The total invested assets available to the Canada Pension Plan held their value in the first six months of the current fiscal year, as equities plunged. But the plan’s fixed income portfolio made gains.
On a consolidated basis, the total assets available to the CPP had an estimated 1.4% rate of return in the first half of the fiscal year ended September 30, to produce an investment gain of approximately $200 million.
The fixed-income assets had a market value of approximately $40 billion, and generated an estimated positive return of 3.9%. The equity assets had a negative 8.9% return, or a $1.4 billion loss, in the first half of fiscal 2002.
The equities, primarily in the form of index funds, are managed by the CPP Investment Board and represented 23% of the consolidated assets available to the CPP. The negative 8.9% return on equities compared with a negative 10.1% for the total portfolio benchmark.
Approximately 70% of assets at market value were invested in Canadian equities, which lost 8%, compared with minus 9.4% for the TSE 300. The 30% of assets at market value invested in foreign equities had a negative 11.4% return versus minus 11.8% for the benchmark.
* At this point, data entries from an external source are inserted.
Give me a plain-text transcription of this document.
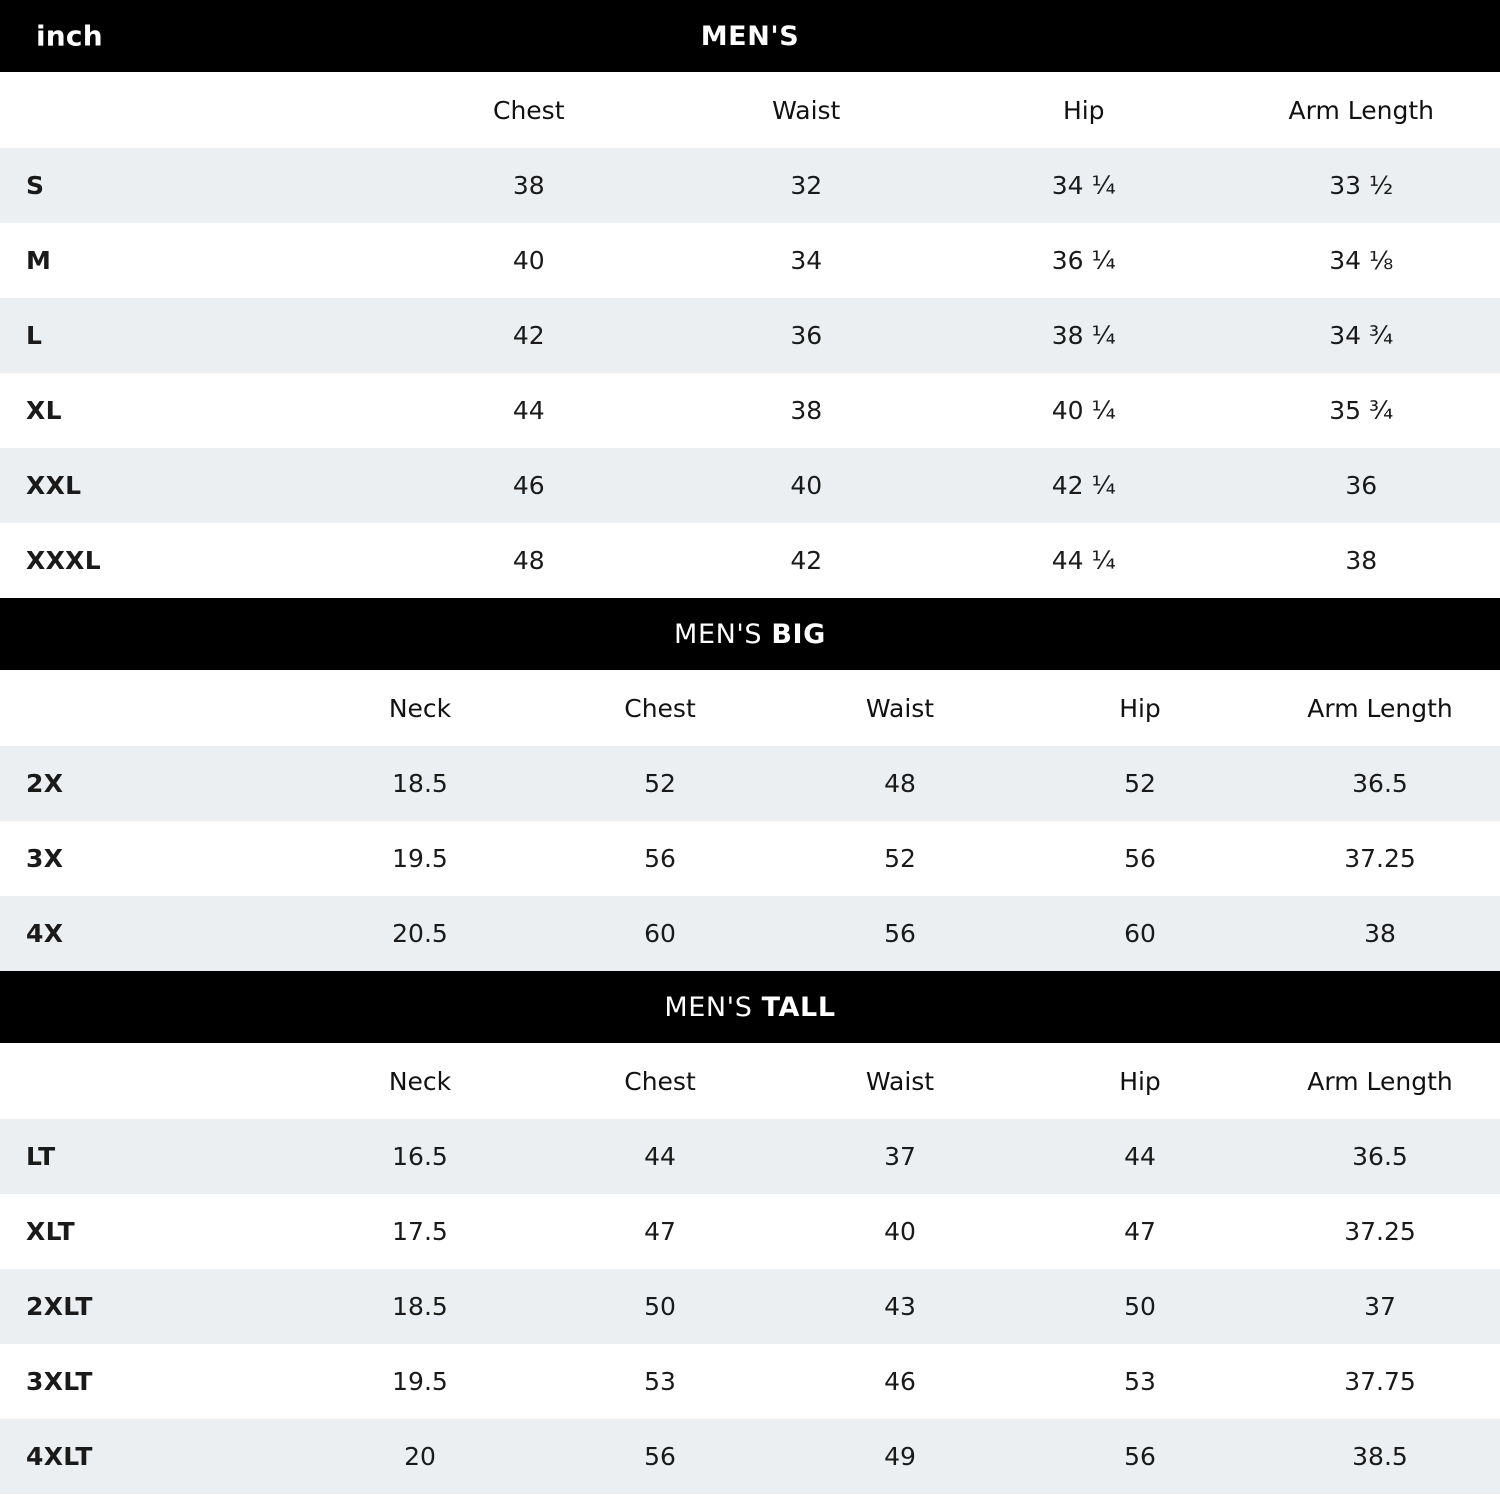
inch	MEN'S
	Chest	Waist	Hip	Arm Length
S	38	32	34 ¼	33 ½
M	40	34	36 ¼	34 ⅛
L	42	36	38 ¼	34 ¾
XL	44	38	40 ¼	35 ¾
XXL	46	40	42 ¼	36
XXXL	48	42	44 ¼	38
MEN'S BIG
	Neck	Chest	Waist	Hip	Arm Length
2X	18.5	52	48	52	36.5
3X	19.5	56	52	56	37.25
4X	20.5	60	56	60	38
MEN'S TALL
	Neck	Chest	Waist	Hip	Arm Length
LT	16.5	44	37	44	36.5
XLT	17.5	47	40	47	37.25
2XLT	18.5	50	43	50	37
3XLT	19.5	53	46	53	37.75
4XLT	20	56	49	56	38.5
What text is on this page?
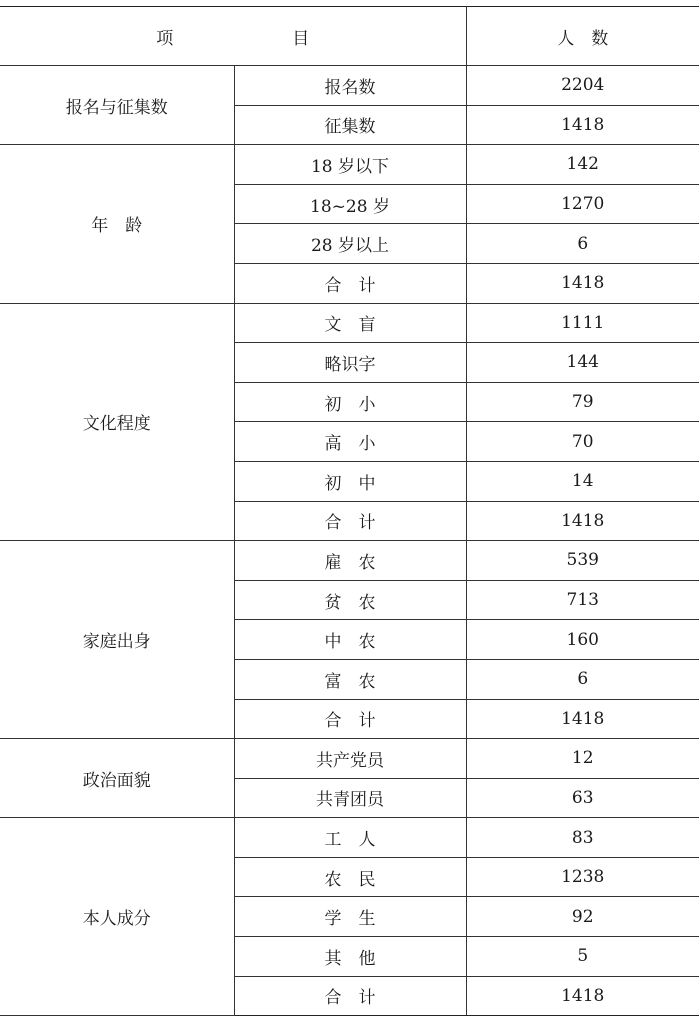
项　　　　　　　目		人　数
报名与征集数	报名数	2204
	征集数	1418
年　龄	18 岁以下	142
	18~28 岁	1270
	28 岁以上	6
	合　计	1418
文化程度	文　盲	1111
	略识字	144
	初　小	79
	高　小	70
	初　中	14
	合　计	1418
家庭出身	雇　农	539
	贫　农	713
	中　农	160
	富　农	6
	合　计	1418
政治面貌	共产党员	12
	共青团员	63
本人成分	工　人	83
	农　民	1238
	学　生	92
	其　他	5
	合　计	1418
CPP Investment Board president and CEO John MacNaughton said, “The markets anticipated in September the lower corporate earnings that were reported in recent weeks. We will see wide swings in quarterly gains and losses. However, current markets continue to represent favourable buying opportunities for us. First, our annual cash flows are large and we can buy equities at lower prices than they were a year or so ago and lower than they will likely be in a few years time. Second, these large positive cash flows will continue for many years so we have a very long investment horizon.”
MacNaughton explained that it is not possible to predict how equity markets will perform in the short term. Consequently, the CPP Investment Board does not attempt to time the market. “What we do know is that market corrections are always followed by market recoveries.”